Keller called the police after Pedicone refused to leave. Roberts Aceto tried to talk Keller out of calling the police.

“She told him to let me work and that we would figure out what to do at the end of the shift.” Pedicone said. “When the police arrived she announced to the restaurant that she couldn’t believe he was firing an employee because she got her period and left to change so that she could be sanitary for working in a food service environment.”

Roberts Aceto confirmed Pedicone’s story.

“I just quit my job at Fran Keller’s Eatery in support of a waitress who was wrongly fired and almost cited with trespassing. I will miss all of you immensely – you have been my ‘other family’ for the past seventeen years and I love you all,” Aceto announced via Facebook.

Kennett Square Police Chief William Holdsworth described the call he received and the situation in the restaurant: “We were contacted by the owner, Francis Keller, saying that he had just fired two employees and that he requested that they leave the property. He told us that they had been refusing to leave. Our officers arrived to make contact with the subjects who had their own account of the story, which doesn’t change the fact that the owner wanted them to leave the property. They were asked to turn over their keys to the police and the keys were returned to Mr. Keller.”

Chief Holdsworth said additionally that he did not know why the waitresses were being fired, he wasn’t given an explanation, but the owner wanted them removed from the property and the waitresses cooperated with the police.

A representative from the State Department of Labor says that “under current Pennsylvania law, an employee works at the will of the employer, however it is illegal to discriminate against an employee based on their race; color; sex; age (over 40); ancestry; national origin; religious creed; having a GED rather than a high school diploma, or disability. Employees who believe they were terminated unfairly can file a discrimination complaint with the Pennsylvania Human Relations Commission.”

Neither of the waitresses plans on taking legal action against Keller.
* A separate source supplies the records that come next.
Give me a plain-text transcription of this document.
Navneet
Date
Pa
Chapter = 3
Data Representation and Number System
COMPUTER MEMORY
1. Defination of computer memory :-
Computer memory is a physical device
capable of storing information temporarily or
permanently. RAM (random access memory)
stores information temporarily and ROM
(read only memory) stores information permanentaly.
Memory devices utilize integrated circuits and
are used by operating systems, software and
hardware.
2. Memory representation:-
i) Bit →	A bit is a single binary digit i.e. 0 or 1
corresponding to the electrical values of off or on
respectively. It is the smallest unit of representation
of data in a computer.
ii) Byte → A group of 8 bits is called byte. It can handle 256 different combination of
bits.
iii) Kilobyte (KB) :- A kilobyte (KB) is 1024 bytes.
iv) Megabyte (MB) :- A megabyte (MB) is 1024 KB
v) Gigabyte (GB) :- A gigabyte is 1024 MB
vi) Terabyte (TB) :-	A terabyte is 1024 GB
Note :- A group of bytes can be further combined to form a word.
“He’s getting close to retirement,” said Pedicone. “I don’t want or need that kind of money. I don’t want to take that away from a man who is nearly 80.”

“I have loved Fran Keller and his family for the past seventeen years. I still do. I just don’t approve of his bigoted, insensitive, and ignorant attitudes and comments about people. It’s wrong and I can’t bear to watch those it hurts or to hear it any longer.” Roberts Aceto announced via Facebook.

Keller was contacted and spoke with a reporter but declined to give an official comment.

The Chester County Department of Health was contacted to seek guidance on the health-related issues in circumstances such as these, but didn’t comment at this time.